The current release of Univa‘s Grid Engine 8.1.2 is not only further improving stability, it also has a small enhancement for a better support of heterogenous clusters having hyper-threaded and non hyper-threaded hosts (this enhacement is available since 8.1.1). This request originally came from a larger research institute, which is exploiting Univa Grid Engine‘s core binding feature.

The situation was following: The jobs should always be bound to cores depending on the amount of slots the job requests. This can easily be solved by adding -binding linear:<n> where <n> denotes the number of slots requested per host. But some of the hosts had hyper-threading enabled while others not and the jobs are allowed to run on both host-types.
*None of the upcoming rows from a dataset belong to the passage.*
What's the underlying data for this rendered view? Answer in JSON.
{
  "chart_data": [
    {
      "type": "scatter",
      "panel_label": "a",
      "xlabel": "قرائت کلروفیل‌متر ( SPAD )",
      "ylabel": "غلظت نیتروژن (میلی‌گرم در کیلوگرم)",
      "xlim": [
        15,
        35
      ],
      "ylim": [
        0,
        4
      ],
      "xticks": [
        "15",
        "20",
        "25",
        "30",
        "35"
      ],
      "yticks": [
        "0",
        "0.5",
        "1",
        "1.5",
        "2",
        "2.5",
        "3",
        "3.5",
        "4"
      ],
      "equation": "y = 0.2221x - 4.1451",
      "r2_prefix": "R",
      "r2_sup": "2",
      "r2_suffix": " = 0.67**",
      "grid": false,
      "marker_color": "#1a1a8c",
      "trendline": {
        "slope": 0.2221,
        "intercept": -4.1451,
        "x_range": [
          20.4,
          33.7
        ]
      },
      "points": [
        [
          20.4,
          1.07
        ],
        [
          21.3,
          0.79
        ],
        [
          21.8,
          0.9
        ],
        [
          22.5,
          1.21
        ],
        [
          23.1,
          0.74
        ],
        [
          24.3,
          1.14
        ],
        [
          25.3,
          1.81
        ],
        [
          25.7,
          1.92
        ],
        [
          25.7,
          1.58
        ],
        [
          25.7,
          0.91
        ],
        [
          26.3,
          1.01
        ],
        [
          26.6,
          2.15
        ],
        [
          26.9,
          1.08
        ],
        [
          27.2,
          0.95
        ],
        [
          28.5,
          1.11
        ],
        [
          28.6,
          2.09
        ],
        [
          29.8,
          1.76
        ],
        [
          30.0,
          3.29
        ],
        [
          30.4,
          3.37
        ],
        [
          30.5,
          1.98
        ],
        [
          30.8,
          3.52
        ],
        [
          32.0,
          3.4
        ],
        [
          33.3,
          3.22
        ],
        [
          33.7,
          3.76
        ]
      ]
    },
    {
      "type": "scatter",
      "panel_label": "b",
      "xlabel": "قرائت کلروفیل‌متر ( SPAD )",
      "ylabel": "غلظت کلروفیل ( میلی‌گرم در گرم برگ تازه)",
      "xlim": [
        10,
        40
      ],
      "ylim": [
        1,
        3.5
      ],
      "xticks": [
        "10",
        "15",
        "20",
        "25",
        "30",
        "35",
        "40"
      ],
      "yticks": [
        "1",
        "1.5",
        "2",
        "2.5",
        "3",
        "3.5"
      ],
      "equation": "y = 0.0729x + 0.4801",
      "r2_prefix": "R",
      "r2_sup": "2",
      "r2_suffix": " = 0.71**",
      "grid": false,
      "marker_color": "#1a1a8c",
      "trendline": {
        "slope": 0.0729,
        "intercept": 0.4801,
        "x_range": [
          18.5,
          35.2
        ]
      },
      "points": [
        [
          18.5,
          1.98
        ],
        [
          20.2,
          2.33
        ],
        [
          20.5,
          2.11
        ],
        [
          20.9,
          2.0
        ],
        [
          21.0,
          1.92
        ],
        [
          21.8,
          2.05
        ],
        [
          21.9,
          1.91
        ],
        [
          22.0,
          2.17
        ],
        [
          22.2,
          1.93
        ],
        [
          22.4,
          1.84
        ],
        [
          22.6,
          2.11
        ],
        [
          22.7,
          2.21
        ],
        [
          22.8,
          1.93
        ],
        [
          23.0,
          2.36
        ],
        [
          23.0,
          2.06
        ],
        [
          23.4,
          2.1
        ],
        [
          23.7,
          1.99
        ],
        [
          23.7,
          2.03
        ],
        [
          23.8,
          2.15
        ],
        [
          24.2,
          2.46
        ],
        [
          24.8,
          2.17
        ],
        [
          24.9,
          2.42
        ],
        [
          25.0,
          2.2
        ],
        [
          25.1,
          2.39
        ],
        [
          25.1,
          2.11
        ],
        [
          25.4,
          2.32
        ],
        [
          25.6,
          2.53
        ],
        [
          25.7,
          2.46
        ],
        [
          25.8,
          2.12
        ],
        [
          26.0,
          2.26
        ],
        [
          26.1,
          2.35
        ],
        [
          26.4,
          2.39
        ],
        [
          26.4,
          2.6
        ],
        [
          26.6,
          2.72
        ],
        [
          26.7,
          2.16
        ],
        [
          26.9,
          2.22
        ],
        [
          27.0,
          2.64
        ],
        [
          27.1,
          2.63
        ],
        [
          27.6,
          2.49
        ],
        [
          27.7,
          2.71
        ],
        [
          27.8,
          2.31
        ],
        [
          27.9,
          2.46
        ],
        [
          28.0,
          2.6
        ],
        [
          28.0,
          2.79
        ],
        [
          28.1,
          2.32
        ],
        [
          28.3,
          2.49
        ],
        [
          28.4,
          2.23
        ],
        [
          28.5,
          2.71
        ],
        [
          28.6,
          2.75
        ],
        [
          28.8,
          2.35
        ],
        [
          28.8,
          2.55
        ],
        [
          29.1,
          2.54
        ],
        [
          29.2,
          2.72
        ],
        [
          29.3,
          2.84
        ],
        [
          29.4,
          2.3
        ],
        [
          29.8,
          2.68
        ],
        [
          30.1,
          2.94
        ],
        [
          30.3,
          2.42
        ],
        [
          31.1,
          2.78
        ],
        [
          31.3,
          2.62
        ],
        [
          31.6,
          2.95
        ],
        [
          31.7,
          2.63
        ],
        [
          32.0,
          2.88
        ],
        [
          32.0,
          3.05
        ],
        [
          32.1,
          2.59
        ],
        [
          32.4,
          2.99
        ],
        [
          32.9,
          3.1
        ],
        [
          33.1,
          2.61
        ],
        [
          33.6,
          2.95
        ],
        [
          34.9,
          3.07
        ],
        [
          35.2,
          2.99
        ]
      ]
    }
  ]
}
Their parallel jobs had 2 threads running on a hyper-threaded core while on non hyper-threaded machines only one thread per core was allowed.

Hence a new scheduler parameter was introduced: COUNT_CORES_AS_THREADS
It can be set globally by opening the scheduler configuration with qconf -msconf, and append the parameter to the params field (like params COUNT_CORES_AS_THREADS=1).

What the scheduler now does (when it is enabled) is following: On all hosts it requests just as many cores needed to have <n> processing units (or hardware threads) bound to the job. So the core count request is transformed on each host to a thread count request.

Following example demonstrates this:

qsub -b y -binding linear:4 sleep 123

The scheduler will allow this job to run on hyper-threaded host, when it has 2 cores (and 4 threads) unbound. On a non-hyperthreaded host, the job will need 4 cores and therefore is dispatched by the scheduler, when such a host offers 4 unbound cores.